The Senate, this week, confirmed Trump CIA director nominee, Mike Pompeo, despite objections from privacy and civil liberties advocates.
Pompeo, a former House Republican from Kansas, has been a frequent surveillance state apologist and an advocate of reinstating and expanding National Security efforts to gather information of millions of innocent people.
“I come to the Agency as a longtime admirer, well acquainted with your skill, courage, and dedication during my years on the House Intelligence Committee,” Pompeo said in a message to the CIA following his confirmation.
Back in 2015, Pompeo sponsored legislation to reinstate the NSA’s ability to sweep up vast troves of American communications metadata following the public backlash that led Congress to walk back some of the government’s surveillance efforts.
He wrote in an op-ed around the time: “Congress should pass a law re-establishing collection of all metadata, and combining it with publicly available financial and lifestyle information into a comprehensive, searchable database. Legal and bureaucratic impediments to surveillance should be removed. That includes Presidential Policy Directive-28, which bestows privacy rights on foreigners and imposes burdensome requirements to justify data collection.”
And while the new CIA director has claimed in the past to support increased congressional oversight of spy powers, he’s sent some pretty mixed messages about his seriousness.
One example pointed out by Sen Rand Paul (R-Ky.) is when Pompeo referred to Congress’s long-awaited report on the CIA’s use of torture in interrogations as “narcissistic self-cleansing” and described lawmaker efforts to inform the American people of the agency’s actions as “quintessentially at odds with [their] duty to [their] country.”
Getting back to Pompeo’s surveillance advocacy, he’s used terror attacks in Paris and San Bernardino as evidence that the surveillance state needs more power.

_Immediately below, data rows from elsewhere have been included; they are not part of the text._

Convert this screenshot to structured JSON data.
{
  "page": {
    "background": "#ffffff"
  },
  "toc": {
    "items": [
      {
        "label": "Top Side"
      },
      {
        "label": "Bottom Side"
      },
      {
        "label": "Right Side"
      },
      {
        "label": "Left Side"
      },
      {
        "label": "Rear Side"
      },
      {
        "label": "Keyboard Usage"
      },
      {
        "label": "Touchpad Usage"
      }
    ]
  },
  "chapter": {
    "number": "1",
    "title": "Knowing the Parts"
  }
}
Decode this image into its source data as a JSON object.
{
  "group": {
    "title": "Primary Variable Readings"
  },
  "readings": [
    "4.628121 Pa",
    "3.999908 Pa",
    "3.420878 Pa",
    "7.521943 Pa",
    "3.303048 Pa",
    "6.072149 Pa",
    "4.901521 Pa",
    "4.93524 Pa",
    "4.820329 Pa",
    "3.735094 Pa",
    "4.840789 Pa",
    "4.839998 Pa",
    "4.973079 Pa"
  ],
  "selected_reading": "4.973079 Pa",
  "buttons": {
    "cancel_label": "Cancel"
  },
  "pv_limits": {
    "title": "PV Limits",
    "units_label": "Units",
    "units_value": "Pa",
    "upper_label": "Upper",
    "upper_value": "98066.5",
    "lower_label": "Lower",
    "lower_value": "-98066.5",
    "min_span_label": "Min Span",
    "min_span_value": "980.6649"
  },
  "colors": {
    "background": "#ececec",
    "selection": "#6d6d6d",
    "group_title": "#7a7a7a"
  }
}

But what the new CIA director, and other top intelligence officials, frequently fail to note when using isolated terror attacks to justify increased surveillance is that intelligence agencies had in many cases already been watching the perpetrators prior to the attacks.
Omar Mateen had twice been investigated by FBI officials before he shot up the Pulse nightclub in Orlando.
Years before the Boston bombing, CIA and FBI officials were warned about Tamerlan Tsarnaev. He was reportedly listed on the federal government’s list of potential terrorists.
And according to anonymous law enforcement sources mentioned in various media outlets, San Bernardino shooter Syed Farook and his wife Tashfeen Malik were on the national security radar because of their close relationship with a terrorist arrested for plotting to attack U.S. soldiers.
For many observers, it seems more that the federal government should better use the information it already gathers than that it needs the ability to gather more.
That’s a key argument against bulk collection of communications information: With so much information to sift through, agents lose sight of major threats they’ve already identified.
But anyone who’s studied how government operates knows the prevailing attitude of the state is that more is better.
And that appears to be Pompeo’s attitude toward surveillance. He has, in fact, stated expressly: “Less intelligence capacity equals less safety.”
Unfortunately, time and again we’ve learned that increasing the size and power of government only makes it less efficient and increasingly reckless in its pursuits.